Surface and subsurface alterations in freshly fractured and corroded soda-lime float glass

We have investigated the corrosion behavior of the soda-lime silicate float glass on freshly created active surfaces. The process of ion diffusion and ion exchange during surface corrosion is explained at the initial stages. We have reported a unique subsurface activity in the glass, which achieves equilibrium. This varies at the subsurface depth level of approximate to 10-30 nm and is visible as a broad peak in the elemental depth profile. The prolonged corrosion and heating process assists surface relaxation of the glass samples. We have observed the formation of active nucleation sites for the corrosion process on the surface. In this study, we report that the sodium ions and its corrosion compounds are decoupled from other metal ions present in the glass during diffusion relaxation and ion exchange.

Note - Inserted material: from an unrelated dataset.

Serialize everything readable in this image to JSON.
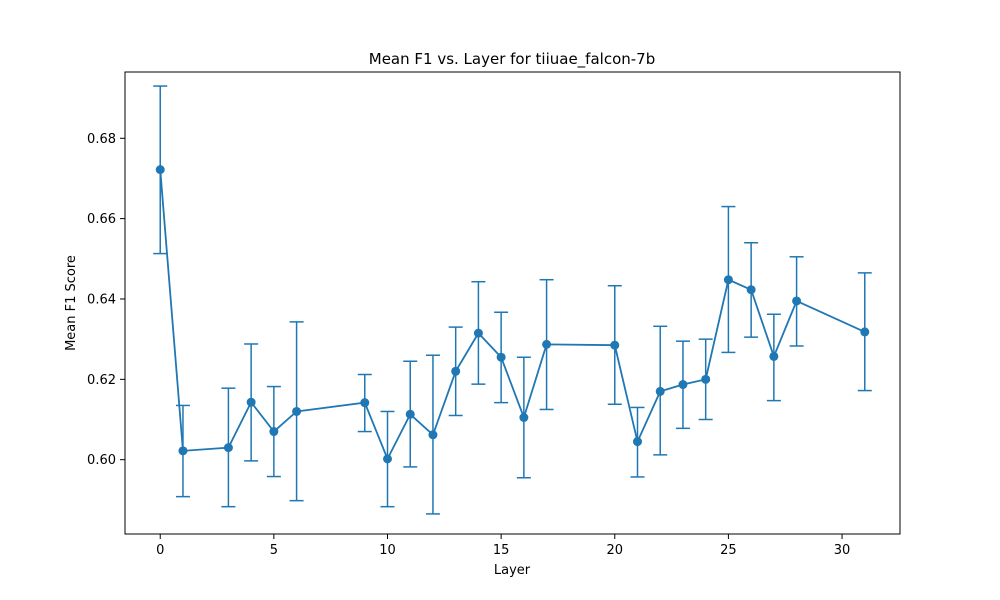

A combination of time of flight secondary ion mass spectrometry (TOF-SIMS) and energy dispersive X-ray (EDX) microanalysis help to explain the evolution and quantify the changes at the initial stages in the freshly formed glass surface.

Automated summary

The corrosion behavior of soda-lime silicate float glass on fresh active surfaces is investigated. The initial stages of surface corrosion involve ion diffusion and ion exchange. A unique subsurface activity is reported in the glass, achieving equilibrium at approximately 10-30 nm depth, visibly manifested as a broad peak in the elemental depth profile. Prolonged corrosion and heating facilitate surface relaxation, leading to the formation of active nucleation sites for the corrosion process.